Karacaahmet mezarlığından geçiyordum. Çekçek arabasıyla... Arabada kalabalık olduğumuz için yokuş bitinceye kadar yayan yürüyeyim dedim. Arabadan indim, mezarlara baka baka yürümeye başladım.
Karacaahmet... Ölüler okyanusu... Sahilsiz bir deniz gibi her mezar taşı bir kıvrım halinde dipsizliğe doğru dalga dalga akıyor...
Servi, mezar taşı, taşın tepesinde kavuk, taşa hakkedilmiş Allah adı, mezarlıkta şuurlu bir hendese ve intizam nefreti ve bütün bunların üstünde zamanın yeşil küfü... Bu unsurları tek tek idrak vahidine ircâ edecek olursak Müslüman mezarlığının misilsiz şahsiyet ve hususiyetine ulaşmış oluruz.
Böyle düşünerek ilerliyordum.

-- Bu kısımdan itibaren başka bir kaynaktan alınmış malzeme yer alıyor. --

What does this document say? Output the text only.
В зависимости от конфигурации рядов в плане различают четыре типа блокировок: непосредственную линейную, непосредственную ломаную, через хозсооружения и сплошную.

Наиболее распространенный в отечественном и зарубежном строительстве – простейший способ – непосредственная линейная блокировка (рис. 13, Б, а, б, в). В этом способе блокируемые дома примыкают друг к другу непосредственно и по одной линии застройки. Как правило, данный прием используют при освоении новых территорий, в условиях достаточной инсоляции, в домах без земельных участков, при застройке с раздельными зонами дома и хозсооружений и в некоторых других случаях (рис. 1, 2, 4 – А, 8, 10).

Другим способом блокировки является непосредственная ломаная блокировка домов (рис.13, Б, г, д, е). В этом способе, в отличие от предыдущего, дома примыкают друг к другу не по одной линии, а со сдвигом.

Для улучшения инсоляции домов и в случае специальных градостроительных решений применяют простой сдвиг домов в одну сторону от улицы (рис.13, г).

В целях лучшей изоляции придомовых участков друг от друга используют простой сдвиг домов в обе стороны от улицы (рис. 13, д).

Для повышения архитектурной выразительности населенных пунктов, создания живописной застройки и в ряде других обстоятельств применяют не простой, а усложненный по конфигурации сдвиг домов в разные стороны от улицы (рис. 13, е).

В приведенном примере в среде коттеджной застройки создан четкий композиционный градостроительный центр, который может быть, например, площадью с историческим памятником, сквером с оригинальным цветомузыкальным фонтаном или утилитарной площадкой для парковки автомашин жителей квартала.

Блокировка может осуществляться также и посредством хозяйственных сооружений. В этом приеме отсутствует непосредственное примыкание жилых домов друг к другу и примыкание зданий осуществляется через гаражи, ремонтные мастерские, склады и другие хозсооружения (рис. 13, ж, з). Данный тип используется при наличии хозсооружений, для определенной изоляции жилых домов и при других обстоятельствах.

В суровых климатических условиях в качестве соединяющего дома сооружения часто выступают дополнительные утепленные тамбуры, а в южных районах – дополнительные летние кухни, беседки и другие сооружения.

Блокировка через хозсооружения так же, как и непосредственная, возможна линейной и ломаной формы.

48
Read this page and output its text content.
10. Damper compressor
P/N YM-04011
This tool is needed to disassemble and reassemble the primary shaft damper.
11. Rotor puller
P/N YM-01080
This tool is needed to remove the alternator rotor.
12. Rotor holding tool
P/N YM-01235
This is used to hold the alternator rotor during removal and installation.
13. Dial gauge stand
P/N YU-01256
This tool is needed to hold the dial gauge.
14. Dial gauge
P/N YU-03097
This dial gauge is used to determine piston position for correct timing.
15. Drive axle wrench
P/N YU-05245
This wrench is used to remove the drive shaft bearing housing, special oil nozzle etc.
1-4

Ne görsem iyi?
Ahşap bir yalıya nispetle kübika basitlik ve adiliğinde bir mezar taşı; ve taşın tepesinde bir fotoğraf... Ölünün resmi... Fotoğrafın altında iğrenç cümleler...

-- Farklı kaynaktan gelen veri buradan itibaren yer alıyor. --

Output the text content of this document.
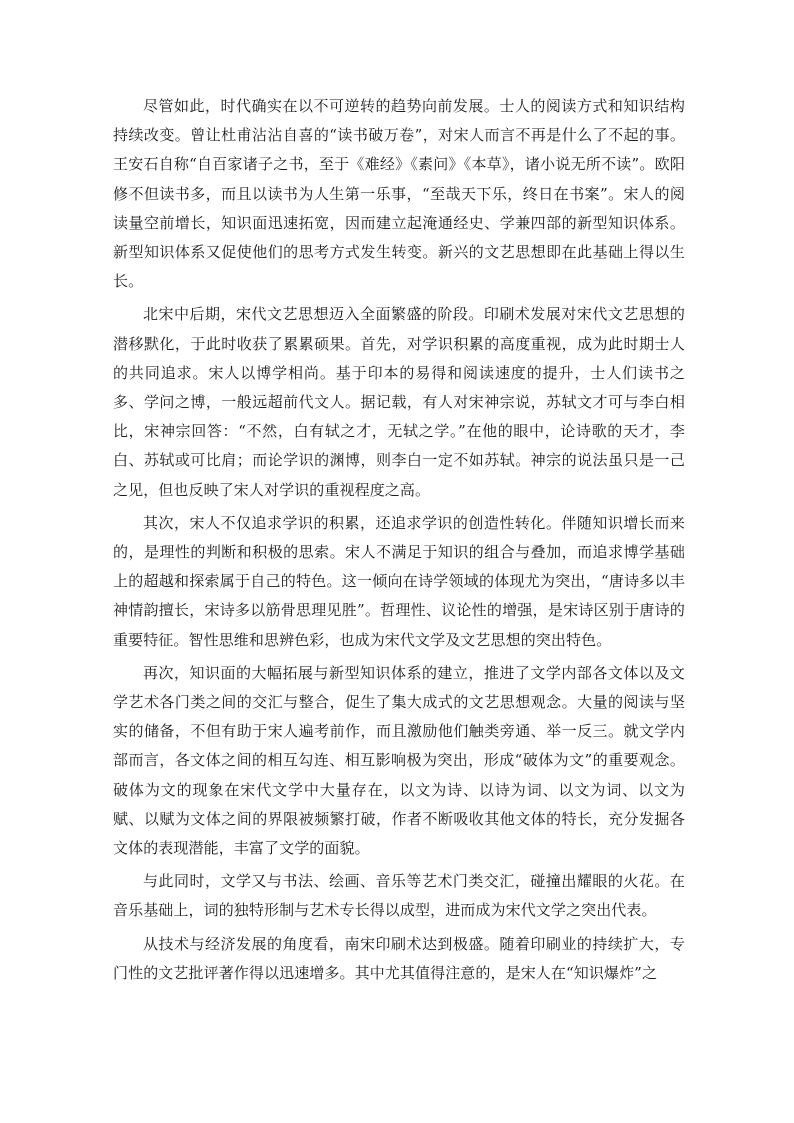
尽管如此，时代确实在以不可逆转的趋势向前发展。士人的阅读方式和知识结构持续改变。曾让杜甫沾沾自喜的“读书破万卷”，对宋人而言不再是什么了不起的事。王安石自称“自百家诸子之书，至于《难经》《素问》《本草》，诸小说无所不读”。欧阳修不但读书多，而且以读书为人生第一乐事，“至哉天下乐，终日在书案”。宋人的阅读量空前增长，知识面迅速拓宽，因而建立起淹通经史、学兼四部的新型知识体系。新型知识体系又促使他们的思考方式发生转变。新兴的文艺思想即在此基础上得以生长。

北宋中后期，宋代文艺思想迈入全面繁盛的阶段。印刷术发展对宋代文艺思想的潜移默化，于此时收获了累累硕果。首先，对学识积累的高度重视，成为此时期士人的共同追求。宋人以博学相尚。基于印本的易得和阅读速度的提升，士人们读书之多、学问之博，一般远超前代文人。据记载，有人对宋神宗说，苏轼文才可与李白相比，宋神宗回答：“不然，白有轼之才，无轼之学。”在他的眼中，论诗歌的天才，李白、苏轼或可比肩；而论学识的渊博，则李白一定不如苏轼。神宗的说法虽只是一己之见，但也反映了宋人对学识的重视程度之高。

其次，宋人不仅追求学识的积累，还追求学识的创造性转化。伴随知识增长而来的，是理性的判断和积极的思索。宋人不满足于知识的组合与叠加，而追求博学基础上的超越和探索属于自己的特色。这一倾向在诗学领域的体现尤为突出，“唐诗多以丰神情韵擅长，宋诗多以筋骨思理见胜”。哲理性、议论性的增强，是宋诗区别于唐诗的重要特征。智性思维和思辨色彩，也成为宋代文学及文艺思想的突出特色。

再次，知识面的大幅拓展与新型知识体系的建立，推进了文学内部各文体以及文学艺术各门类之间的交汇与整合，促生了集大成式的文艺思想观念。大量的阅读与坚实的储备，不但有助于宋人遍考前作，而且激励他们触类旁通、举一反三。就文学内部而言，各文体之间的相互勾连、相互影响极为突出，形成“破体为文”的重要观念。破体为文的现象在宋代文学中大量存在，以文为诗、以诗为词、以文为词、以文为赋、以赋为文体之间的界限被频繁打破，作者不断吸收其他文体的特长，充分发掘各文体的表现潜能，丰富了文学的面貌。

与此同时，文学又与书法、绘画、音乐等艺术门类交汇，碰撞出耀眼的火花。在音乐基础上，词的独特形制与艺术专长得以成型，进而成为宋代文学之突出代表。

从技术与经济发展的角度看，南宋印刷术达到极盛。随着印刷业的持续扩大，专门性的文艺批评著作得以迅速增多。其中尤其值得注意的，是宋人在“知识爆炸”之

İki adım ileride bir tümseğin üstünde cicili bicili bir çelenk... Haçlı ölülerinin kadife tabutlarındaki çiğ ziynetler gibi, ölüm karşısında hokkabaz suratına benzer bir ifade... Tümseğin etrafında reverans yapmadığı kalan bazı komik eşhas...
....
Necip Fazıl Kısakürek
[Mezarlıkta İnkılâp (1943) adlı yazısından bir bölüm... ]
neden bekliyorsun?
bu sözlük, duygu ve düşüncelerini özgürce paylaştığın bir platform, hislerini tercüme eden özgür bilgi kaynağıdır.
katkıda bulunmak istemez misin?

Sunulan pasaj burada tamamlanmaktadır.